Oil prices continued to advance modestly and natural gas prices continued to slip Oct. 26, but markets are now focused on Hurricane Sandy that was already knocking out power and flooding some East Coast and Northwest areas early Oct. 29.
Before noon, Sandy was still a Category 1 hurricane although apparently gaining strength 260 miles south-southeast of New York City with a projected nighttime landfall in New Jersey. Although the lowest category hurricane, Sandy is expected to collide with an east-bound winter storm that has dumped snow in West Virginia and a cold Arctic air stream from the north to create a super-storm that could disrupt business and travel from the Great Lakes to the West Coast.
East Coast refineries were shutting down or curtailing production ahead of the hurricane. Analysts in the Houston office of Raymond James & Associates Inc. reported 7% of US refining capacity is in the storm’s path. “The shutdowns in an already undersupplied Atlantic Basin product market should be bullish for cracks, though we'd note that this could be partially offset in the very short-term by the bearish demand implications of shutting down activity in the New York area,” they said.
Some 375,000 people have been ordered to leave flood-prone zones in New York City and the Brooklyn-Battery Tunnel and Holland Tunnel were to be closed. US stock markets shut down and likely will remain closed Oct. 30. It is the first unplanned closing of the New York Stock Exchange since the September 2001 terrorist attacks. Flooding was already reported in New Jersey and Delaware, and there were power outages in Connecticut and Virginia. Schools and public transportation were shutting down in Pennsylvania.
Marc Ground at Standard New York Securities Inc., the Standard Bank Group, said product prices climbed before markets closed, with heating oil up 0.4% and reformulated stock for oxygenate blending up 0.7%. “The implied weaker demand for crude has West Texas Intermediate trading on the back foot, down 0.9%. Brent is also being weighed down, 0.6% lower,” he said.
Otherwise, Ground said, “In the absence of any attention-grabbing headlines out of the Middle East, the market is preoccupied with high inventory levels and weaker demand in the US.”
The December contract for benchmark US light, sweet crudes increased 23¢ to $86.28/bbl Oct. 26 on the New York Mercantile Exchange. The January contract picked up 20¢ to $86.80/bbl. On the US spot market, WTI at Cushing, Okla., was up 23¢ to $86.28/bbl.
Heating oil for November delivery gained 3.57¢ to $3.10/bbl on NYMEX. RBOB for the same month rose 2.27¢ to $2.70/bbl.

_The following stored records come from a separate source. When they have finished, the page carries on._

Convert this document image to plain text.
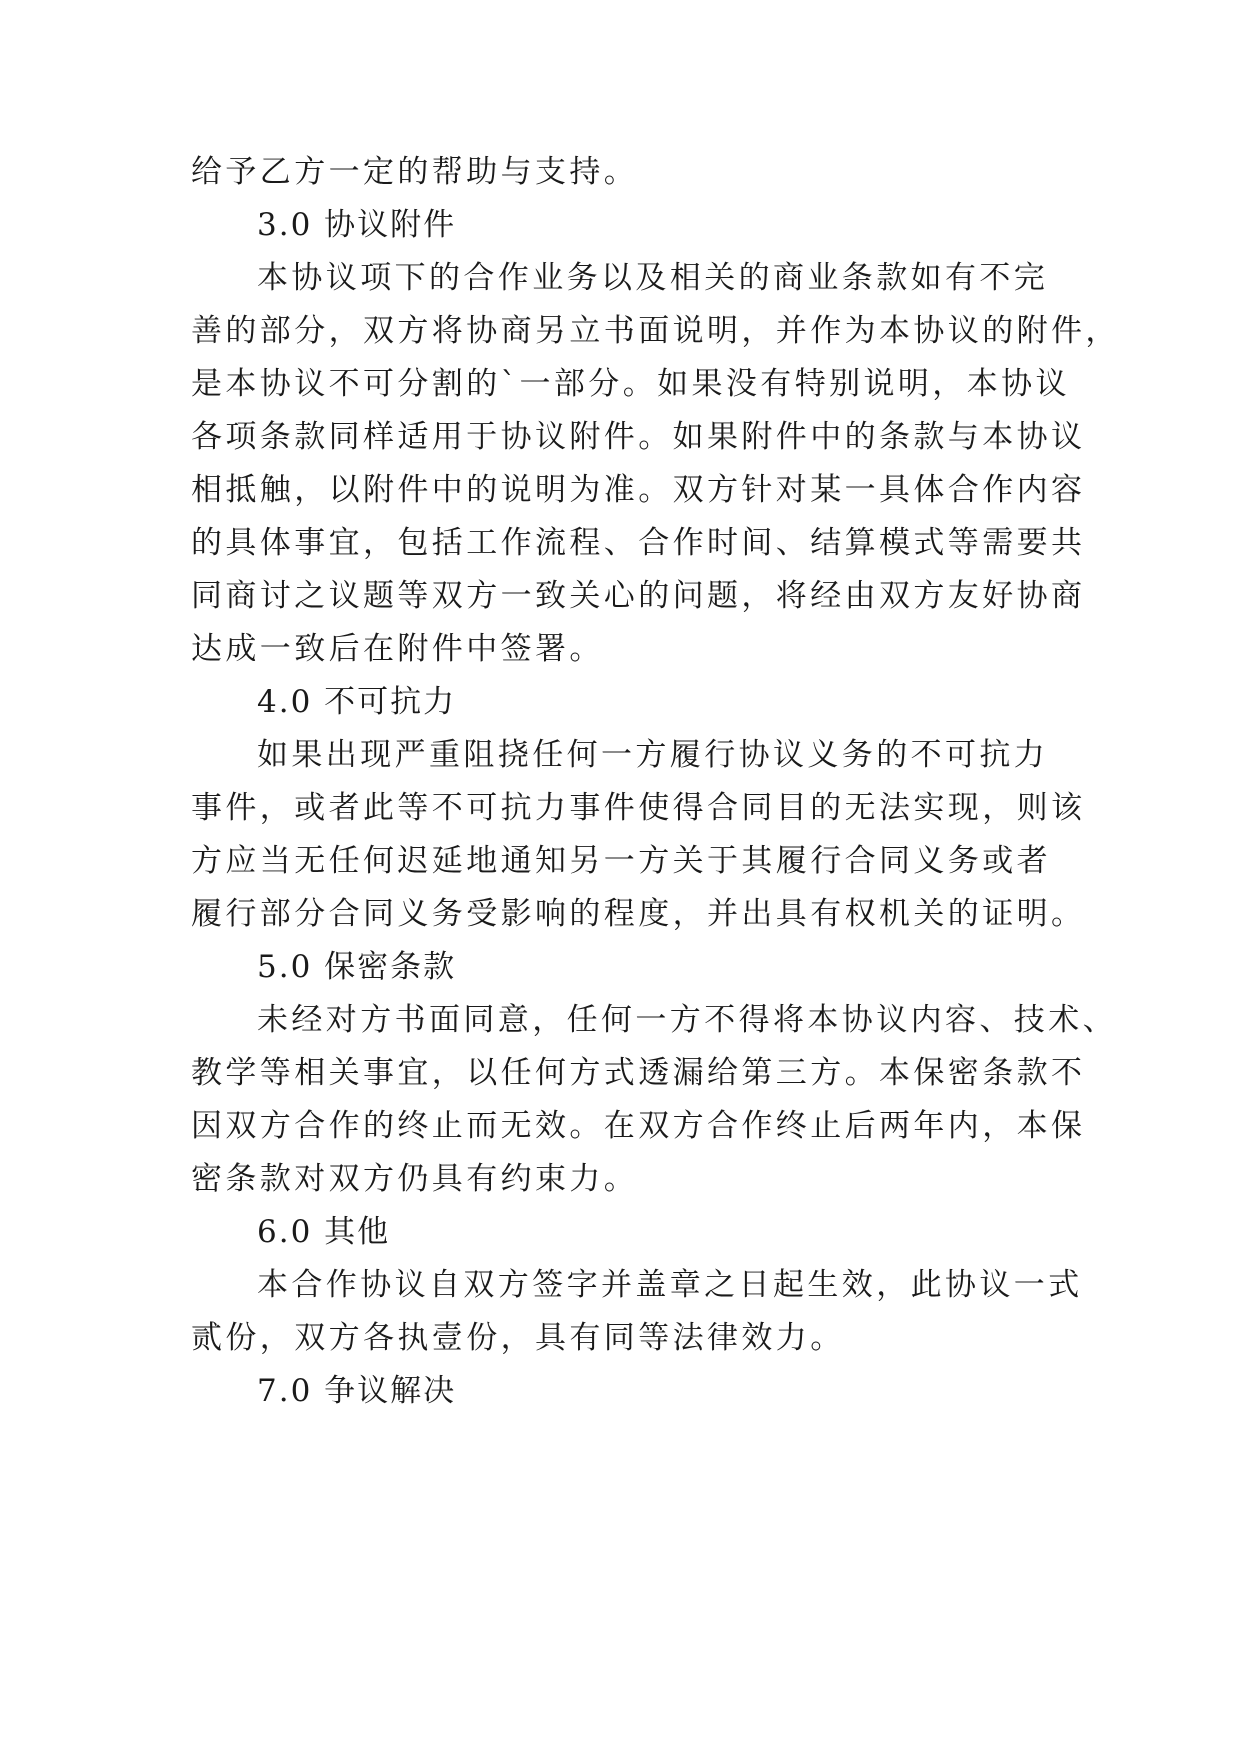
给予乙方一定的帮助与支持。
3.0 协议附件
本协议项下的合作业务以及相关的商业条款如有不完
善的部分，双方将协商另立书面说明，并作为本协议的附件，
是本协议不可分割的`一部分。如果没有特别说明，本协议
各项条款同样适用于协议附件。如果附件中的条款与本协议
相抵触，以附件中的说明为准。双方针对某一具体合作内容
的具体事宜，包括工作流程、合作时间、结算模式等需要共
同商讨之议题等双方一致关心的问题，将经由双方友好协商
达成一致后在附件中签署。
4.0 不可抗力
如果出现严重阻挠任何一方履行协议义务的不可抗力
事件，或者此等不可抗力事件使得合同目的无法实现，则该
方应当无任何迟延地通知另一方关于其履行合同义务或者
履行部分合同义务受影响的程度，并出具有权机关的证明。
5.0 保密条款
未经对方书面同意，任何一方不得将本协议内容、技术、
教学等相关事宜，以任何方式透漏给第三方。本保密条款不
因双方合作的终止而无效。在双方合作终止后两年内，本保
密条款对双方仍具有约束力。
6.0 其他
本合作协议自双方签字并盖章之日起生效，此协议一式
贰份，双方各执壹份，具有同等法律效力。
7.0 争议解决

The November natural gas contract dropped 3.4¢ to $3.40/MMbtu on NYMEX. On the US spot market, gas at Henry Hub, La., declined 1.2¢ to $3.35/MMbtu.
In London, the December IPE contract for North Sea Brent climbed $1.06 to $109.55/bbl. Gas oil for November escalated $10.50 to $968.50/tonne.
The average price for the Organization of Petroleum Exporting Countries’ basket of 12 benchmark crudes was up 54¢ to $106.37/bbl. So far this year, OPEC’s basket price has averaged $110.04/bbl.